I’m currently at that stage of my anxiety where I can do the little trips on my own, which is great progress considering that around 6 months ago, I wouldn’t even leave my flat to pick up the post from the landing downstairs. When I’m intending to go somewhere that requires a bit more of my time, however, I need someone to be there with me to help reassure me that I’m ok. This is usually my mum or best friend. I find that this helps because they make my mind preoccupied enough to not think about where I am and how exposed I am to other people and surroundings.  I feel they do me a favour so I also always offer to buy a coffee or some lunch (which leads me to number 3)

#3 – Stopping for a coffee or a spot of lunch.

This ties in with number 1, in the way that I like to include a stop at the coffee shop in my plan. I like to sit and people watch with whoever it is I’m with because I find it relaxing. I like how diverse people are and if you like writing stories, it’s a good way to develop characters to use. I dont often have lunch out because I like to go out in the early mornings, so it’s generally just a coffee, which allows me to compose myself and think through what’s next on the agenda.

#4 – Take some sort of distraction.

This is quite self explanatory. I always take headphones out with me, because if I’m too overwhelmed, I will listen to music to calm me down and take my mind off why I’m overwhelmed.
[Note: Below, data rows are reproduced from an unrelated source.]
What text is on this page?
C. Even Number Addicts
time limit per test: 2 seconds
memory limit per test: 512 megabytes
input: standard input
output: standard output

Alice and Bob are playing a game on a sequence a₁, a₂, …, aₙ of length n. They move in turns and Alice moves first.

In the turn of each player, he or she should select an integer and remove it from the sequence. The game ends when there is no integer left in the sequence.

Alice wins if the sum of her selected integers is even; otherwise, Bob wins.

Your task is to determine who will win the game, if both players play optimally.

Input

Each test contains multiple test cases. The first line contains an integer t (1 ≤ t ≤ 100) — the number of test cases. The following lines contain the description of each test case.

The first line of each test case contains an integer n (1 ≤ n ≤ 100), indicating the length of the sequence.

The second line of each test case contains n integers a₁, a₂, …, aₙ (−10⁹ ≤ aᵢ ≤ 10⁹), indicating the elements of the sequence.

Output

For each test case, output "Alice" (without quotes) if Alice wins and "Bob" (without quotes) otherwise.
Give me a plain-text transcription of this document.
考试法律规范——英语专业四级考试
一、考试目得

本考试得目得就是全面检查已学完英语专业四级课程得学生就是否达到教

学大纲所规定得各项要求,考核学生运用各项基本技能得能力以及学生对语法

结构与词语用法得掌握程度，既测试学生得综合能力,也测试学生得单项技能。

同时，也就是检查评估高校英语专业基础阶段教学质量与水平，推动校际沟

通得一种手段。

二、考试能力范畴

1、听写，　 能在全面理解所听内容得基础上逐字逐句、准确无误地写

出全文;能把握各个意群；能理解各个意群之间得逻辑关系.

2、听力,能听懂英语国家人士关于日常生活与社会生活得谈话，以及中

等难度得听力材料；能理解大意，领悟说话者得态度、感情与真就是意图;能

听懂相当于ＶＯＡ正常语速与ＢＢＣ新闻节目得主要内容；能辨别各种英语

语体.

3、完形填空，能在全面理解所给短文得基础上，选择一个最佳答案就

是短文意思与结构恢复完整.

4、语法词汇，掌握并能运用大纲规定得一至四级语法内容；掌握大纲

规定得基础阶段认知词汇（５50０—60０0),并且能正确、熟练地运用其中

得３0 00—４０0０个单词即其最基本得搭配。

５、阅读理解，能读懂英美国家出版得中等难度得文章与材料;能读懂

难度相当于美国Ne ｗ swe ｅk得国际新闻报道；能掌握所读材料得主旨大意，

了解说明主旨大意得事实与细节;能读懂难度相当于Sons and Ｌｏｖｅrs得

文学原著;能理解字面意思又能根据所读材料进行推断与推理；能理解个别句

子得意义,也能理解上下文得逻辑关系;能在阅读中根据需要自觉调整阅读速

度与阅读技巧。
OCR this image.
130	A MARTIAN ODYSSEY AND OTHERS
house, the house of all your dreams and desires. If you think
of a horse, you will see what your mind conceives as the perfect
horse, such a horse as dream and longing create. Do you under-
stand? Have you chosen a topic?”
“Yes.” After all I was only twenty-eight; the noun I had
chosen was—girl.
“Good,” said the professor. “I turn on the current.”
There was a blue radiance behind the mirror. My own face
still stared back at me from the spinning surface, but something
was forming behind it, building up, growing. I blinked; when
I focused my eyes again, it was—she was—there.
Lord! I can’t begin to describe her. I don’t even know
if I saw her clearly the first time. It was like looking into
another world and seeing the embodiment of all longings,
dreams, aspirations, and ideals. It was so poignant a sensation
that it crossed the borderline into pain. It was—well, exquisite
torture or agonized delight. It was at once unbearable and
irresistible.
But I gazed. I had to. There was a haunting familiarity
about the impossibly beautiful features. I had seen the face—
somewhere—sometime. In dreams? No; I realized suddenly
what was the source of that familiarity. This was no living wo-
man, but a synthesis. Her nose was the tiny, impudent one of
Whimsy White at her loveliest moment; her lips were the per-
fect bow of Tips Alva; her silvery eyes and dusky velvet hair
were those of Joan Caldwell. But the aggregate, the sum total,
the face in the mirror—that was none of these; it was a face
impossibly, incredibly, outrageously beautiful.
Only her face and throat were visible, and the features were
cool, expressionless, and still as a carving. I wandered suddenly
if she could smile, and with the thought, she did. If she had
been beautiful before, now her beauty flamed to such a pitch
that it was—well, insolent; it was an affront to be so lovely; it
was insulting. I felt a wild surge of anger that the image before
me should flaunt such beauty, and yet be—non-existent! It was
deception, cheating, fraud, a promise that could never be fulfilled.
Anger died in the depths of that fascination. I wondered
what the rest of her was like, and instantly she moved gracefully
I try to listen to upbeat songs rather than slow songs because I feel that I get more motivated if the beat is something you can head bob to or tap your feet to. I’ve also ordered a fidget cube and a worry ring to help because I get very fidgety when I’m out. They haven’t arrived yet but when they do, I’ll probably review them on here. Until then, I’ve been taking an elastic band to wear around my wrist to fiddle with.

#5 – Just breathe

This last one is quite imperative because it’s one of the last things I do before I leave the house. I sit in a relaxed state and take some deep breaths in order to calm myself and remind myself that I will be alright. In through the nose, out through the mouth. This, similar to number 3, allows me to compose myself. It helps a lot because I can take a step back and not let myself get too defeated. I would recommend making a habit of taking 30 seconds or a minute to take some deep breaths and then open the front door.

So these are 5 main things I do to prepare to face the world. I hope you can take something from this and make that huge step. Just remember to breathe and there’s no rush; do it when you’re ready.